In [None]:
!pip install transformers

# Scrapping data function

In [1]:
import requests
import pandas as pd
from bs4 import BeautifulSoup
import time

def get_reviews(url): #returns list
    comments_output = []
    result = requests.get(url)
    src = result.content
    soup = BeautifulSoup(src, 'lxml')

    comments = soup.find_all("div", {"class": "description"})

    for i in range(len(comments)):
        comments_output.append(comments[i].text)

    return comments_output

In [None]:
#data scrapping
import os
# Check if the CSV file already exists
if os.path.exists('CSV_OUT.csv'):
    df = pd.read_csv('CSV_OUT.csv')  # Load existing CSV file into DataFrame
else:
    df = pd.DataFrame()  # Create an empty DataFrame with a 'Review' column

for i in range(13): #13 review page
    time.sleep(1)
    reviews = get_reviews("https://www.chickadvisor.com/item/quality-street-chocolates/?page={0}#reviews".format(i+1))
    df = df.append(pd.DataFrame({'Review': reviews}))
    print(f"Page {i+1} has been scrapped successfully")

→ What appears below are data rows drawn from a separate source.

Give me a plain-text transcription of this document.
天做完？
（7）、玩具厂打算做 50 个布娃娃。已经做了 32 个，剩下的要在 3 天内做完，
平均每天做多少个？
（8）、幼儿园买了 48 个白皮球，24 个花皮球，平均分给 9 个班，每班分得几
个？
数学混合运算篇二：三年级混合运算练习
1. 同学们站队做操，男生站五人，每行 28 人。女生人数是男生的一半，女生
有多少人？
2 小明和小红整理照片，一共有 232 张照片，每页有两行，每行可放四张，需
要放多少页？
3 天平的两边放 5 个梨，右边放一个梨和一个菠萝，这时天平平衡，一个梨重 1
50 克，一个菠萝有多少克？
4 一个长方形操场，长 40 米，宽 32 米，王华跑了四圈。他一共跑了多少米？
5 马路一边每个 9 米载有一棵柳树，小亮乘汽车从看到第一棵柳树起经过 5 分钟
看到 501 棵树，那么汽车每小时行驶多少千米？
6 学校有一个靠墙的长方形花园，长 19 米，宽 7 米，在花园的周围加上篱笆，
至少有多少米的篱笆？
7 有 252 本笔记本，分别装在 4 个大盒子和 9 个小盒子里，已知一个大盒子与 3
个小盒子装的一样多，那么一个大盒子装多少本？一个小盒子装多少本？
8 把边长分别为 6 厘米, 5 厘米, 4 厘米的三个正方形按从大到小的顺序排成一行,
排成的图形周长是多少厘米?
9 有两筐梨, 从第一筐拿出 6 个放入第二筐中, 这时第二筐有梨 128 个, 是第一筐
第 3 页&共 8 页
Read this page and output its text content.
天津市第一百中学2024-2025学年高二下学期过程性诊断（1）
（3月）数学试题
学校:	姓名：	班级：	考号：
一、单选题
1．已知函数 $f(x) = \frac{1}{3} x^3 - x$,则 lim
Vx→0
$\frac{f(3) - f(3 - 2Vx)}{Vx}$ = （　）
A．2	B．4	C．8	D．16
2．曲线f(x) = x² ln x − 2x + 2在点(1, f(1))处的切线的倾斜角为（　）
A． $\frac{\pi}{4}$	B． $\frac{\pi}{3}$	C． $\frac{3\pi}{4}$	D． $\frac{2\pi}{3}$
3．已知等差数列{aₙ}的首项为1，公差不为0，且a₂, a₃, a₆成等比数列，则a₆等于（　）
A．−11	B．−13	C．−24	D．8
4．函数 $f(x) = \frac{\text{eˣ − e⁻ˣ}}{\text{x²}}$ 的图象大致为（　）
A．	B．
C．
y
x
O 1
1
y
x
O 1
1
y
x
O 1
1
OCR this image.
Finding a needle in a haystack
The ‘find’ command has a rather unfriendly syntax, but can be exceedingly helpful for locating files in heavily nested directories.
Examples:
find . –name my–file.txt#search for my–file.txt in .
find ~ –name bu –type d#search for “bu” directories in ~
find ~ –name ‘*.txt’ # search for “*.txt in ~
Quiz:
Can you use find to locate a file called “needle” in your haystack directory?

df = df.reset_index(drop=True)
df.to_csv('CSV_OUT.csv')

# Sentiment analysis and zero-shot classification

In [None]:
from transformers import pipeline
sentimentanalyzer = pipeline("sentiment-analysis")
aspectclassifier = pipeline("zero-shot-classification")

In [7]:
#aspect:rank
aspects = {
            'Taste':[0,0], 'Packaging':[0,0], 'Price':[0,0]
}
products_aspect_dict = {}

for aspect in aspects:
    df[f'{aspect}POS'] = 0
    df[f'{aspect}NEG'] = 0


In [None]:
for index, row in df.iterrows():
        reviewId = index
        aspect_out = aspectclassifier(row['Review'][:512], candidate_labels=list(aspects.keys()))
        '''
        aspect_out INPUT OUTPUT SAMPLE:
        sequence = "Who are you voting for in 2020?"
        candidate_labels = ["politics", "public health", "economics"]

        classifier(sequence, candidate_labels)
        --------------------------------------------------------------
        {'labels': ['politics', 'economics', 'public health'],
         'scores': [0.972518801689148, 0.01458414364606142, 0.012897025793790817],
         'sequence': 'Who are you voting for in 2020?'}
        '''
        sentiment_out = sentimentanalyzer(row['Review'][:512])
        '''
        sentiment_out INPUT OUTPUT SAMPLE:
        sentiment_pipeline = pipeline("sentiment-analysis")
        data = ["I love you", "I hate you"]
        ----------------------------------------------------
        [{'label': 'POSITIVE', 'score': 0.9998},
         {'label': 'NEGATIVE', 'score': 0.9991}]
        '''
        print(f"Review ID: {reviewId}")
        print(f"Text: {row['Review'][:512]}")
        print(f"Dictionary: {sentiment_out}")

        for aspect, aspect_score in zip(aspect_out['labels'], aspect_out['scores']):
            if sentiment_out[0]['label'] == 'POSITIVE':
                df.loc[index, f'{aspect}POS'] = sentiment_out[0]['score'] * aspect_score
                df.loc[index, f'{aspect}NEG'] = 0

            elif sentiment_out[0]['label'] == 'NEGATIVE':
                df.loc[index, f'{aspect}POS'] = 0
                df.loc[index, f'{aspect}NEG'] = sentiment_out[0]['score'] * aspect_score


            print(f"Aspect: {aspect}, aspect_scores: {aspect_score}")

        #exporting file
        df.to_csv('CSV_OUT.csv')
        print('-'*100)